08.04.2025 Zivilrecht

OGH: Zur Irrtumsanfechtung

Ein Händler von Bauprodukten muss nicht darüber aufklären, dass das Produkt die Leistungserklärung der CE-Kennzeichnung übererfüllt, also eine geringere Kennzeichnung aufweist, als nach ihren tatsächlichen Eigenschaften gerechtfertigt wäre


Schlagworte: Irrtumsanfechtung, Aufklärungspflicht, Übung des redlichen Verkehrs, Bauprodukte, fehlende CE-Kennzeichnung, Übererfüllung der Normen, tatsächliche Eigenschaften, Türen
Gesetze:

 

§ 871 ABGB, Art 14 VO (EU) 2011/305

 

 

GZ 8 Ob 146/24i, 27.02.2025

 

OGH: Nach stRsp besteht zwar keine allgemeine Rechtspflicht, den Geschäftspartner über alle Umstände aufzuklären, die auf seine Entschließung einen Einfluss haben können, doch ist sie dann zu bejahen, wenn der andere Teil nach den Grundsätzen des redlichen Geschäftsverkehrs eine Aufklärung erwarten durfte. Bei wirtschaftlichen Umsatzgeschäften unter Kaufleuten sind in Hinblick auf die unterschiedlichen Interessenlagen nur geringe Aufklärungspflichten des Vertragspartners über die für die Preisbildung maßgeblichen Umstände anzunehmen; der Käufer beurteilt den Wert des Kaufgegenstands auf eigenes Risiko.

 

Hier waren CE-Kennzeichnungen weder Gegenstand von Vertragsgesprächen noch der Vereinbarungen über zugesicherte Eigenschaften der vertragsgegenständlichen Türen; vereinbart war lediglich deren Eignung für den Einsatz im Gasthaus des Klägers, was nur im Hinblick auf die Fähigkeit des Bestehens einer mechanischen Prüfung durch ein entsprechendes Institut über 200.000 Funktionszyklen sowie das Vorliegen einer Deklaration über die Eignung als sich nach außen öffnende Fluchttüren vom Kläger zum Gegenstand des Revisionsverfahrens gemacht wird.

 

Beide Eigenschaften sind nach den Feststellungen tatsächlich gegeben, ohne dass entsprechende CE-Kennzeichnungen angebracht waren.

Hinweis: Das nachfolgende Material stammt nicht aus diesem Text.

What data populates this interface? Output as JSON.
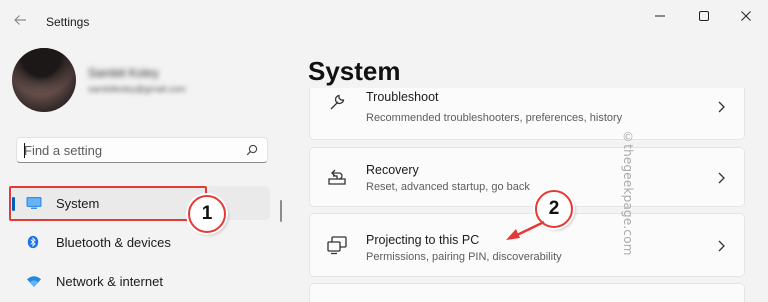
{
  "window": {
    "title": "Settings",
    "controls": [
      "minimize-icon",
      "maximize-icon",
      "close-icon"
    ]
  },
  "profile": {
    "name": "Sambit Koley",
    "email": "sambitkoley@gmail.com"
  },
  "search": {
    "placeholder": "Find a setting",
    "icon": "search-icon"
  },
  "nav": {
    "items": [
      {
        "label": "System",
        "icon": "monitor-icon",
        "selected": true
      },
      {
        "label": "Bluetooth & devices",
        "icon": "bluetooth-icon",
        "selected": false
      },
      {
        "label": "Network & internet",
        "icon": "wifi-icon",
        "selected": false
      }
    ]
  },
  "main": {
    "title": "System",
    "cards": [
      {
        "title": "Troubleshoot",
        "desc": "Recommended troubleshooters, preferences, history",
        "icon": "wrench-icon"
      },
      {
        "title": "Recovery",
        "desc": "Reset, advanced startup, go back",
        "icon": "recovery-icon"
      },
      {
        "title": "Projecting to this PC",
        "desc": "Permissions, pairing PIN, discoverability",
        "icon": "projecting-icon"
      }
    ]
  },
  "annotations": {
    "callout_1": "1",
    "callout_2": "2",
    "color": "#e53935"
  },
  "watermark": "©thegeekpage.com",
  "colors": {
    "accent": "#005fb8",
    "window_bg": "#f3f3f3",
    "card_bg": "#fbfbfb"
  }
}
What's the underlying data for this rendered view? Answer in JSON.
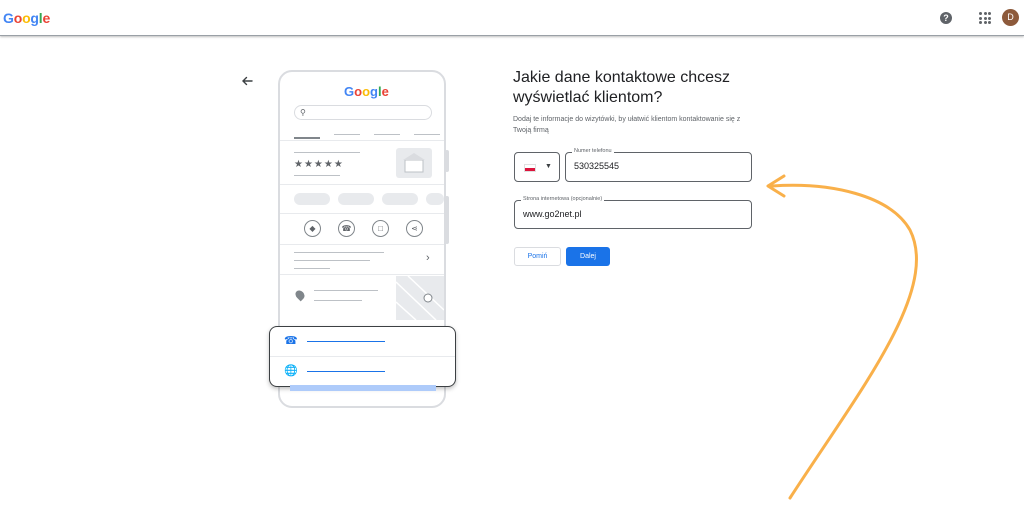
{
  "header": {
    "logo": {
      "letters": [
        "G",
        "o",
        "o",
        "g",
        "l",
        "e"
      ],
      "colors": [
        "#4285F4",
        "#EA4335",
        "#FBBC05",
        "#4285F4",
        "#34A853",
        "#EA4335"
      ]
    },
    "help_icon": "?",
    "avatar_initial": "D"
  },
  "illustration": {
    "logo": "Google",
    "stars": "★★★★★"
  },
  "form": {
    "title": "Jakie dane kontaktowe chcesz wyświetlać klientom?",
    "subtitle": "Dodaj te informacje do wizytówki, by ułatwić klientom kontaktowanie się z Twoją firmą",
    "phone": {
      "label": "Numer telefonu",
      "value": "530325545"
    },
    "website": {
      "label": "Strona internetowa (opcjonalnie)",
      "value": "www.go2net.pl"
    },
    "skip_label": "Pomiń",
    "next_label": "Dalej"
  },
  "colors": {
    "accent": "#1a73e8",
    "annotation_arrow": "#f9b04a"
  }
}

Nach Art 14 der VO (EU) 2011/305 (zur Festlegung harmonisierter Bedingungen für die Vermarktung von Bauprodukten) haben sich Händler, bevor sie ein Bauprodukt auf dem Markt bereitstellen, im Kern zu vergewissern, dass das Produkt, soweit erforderlich, mit der CE-Kennzeichnung versehen ist und dass ihm die erforderlichen Unterlagen, Anleitungen und Sicherheitsinformationen beigefügt sind. Sie haben das Bauprodukt erst dann auf dem Markt bereitzustellen, wenn es der beigefügten Leistungserklärung und sonstigen nach dieser VO geltenden Anforderungen entspricht oder nachdem die Leistungserklärung korrigiert wurde. Das bedeutet (nur), dass ein Händler darauf zu achten hat, dass ein Produkt tatsächlich über Eigenschaften verfügt, die nicht hinter den durch die CE-Kennzeichnung und deren Verweis auf die Leistungserklärung oder sonstigen geltenden Anforderungen deklarierten Eigenschaften zurückbleiben. Daraus ist aber weder ableitbar, dass ein Händler ein Bauprodukt nicht vermarkten dürfte, das die Leistungserklärung übererfüllt, also eine geringere Kennzeichnung aufweist als nach ihren tatsächlichen Eigenschaften gerechtfertigt wäre, noch, dass ihm eine Pflicht auferlegt würde, seinen Vertragspartner über das Zurückbleiben der Kennzeichnung gegenüber den tatsächlichen Eigenschaften aufzuklären.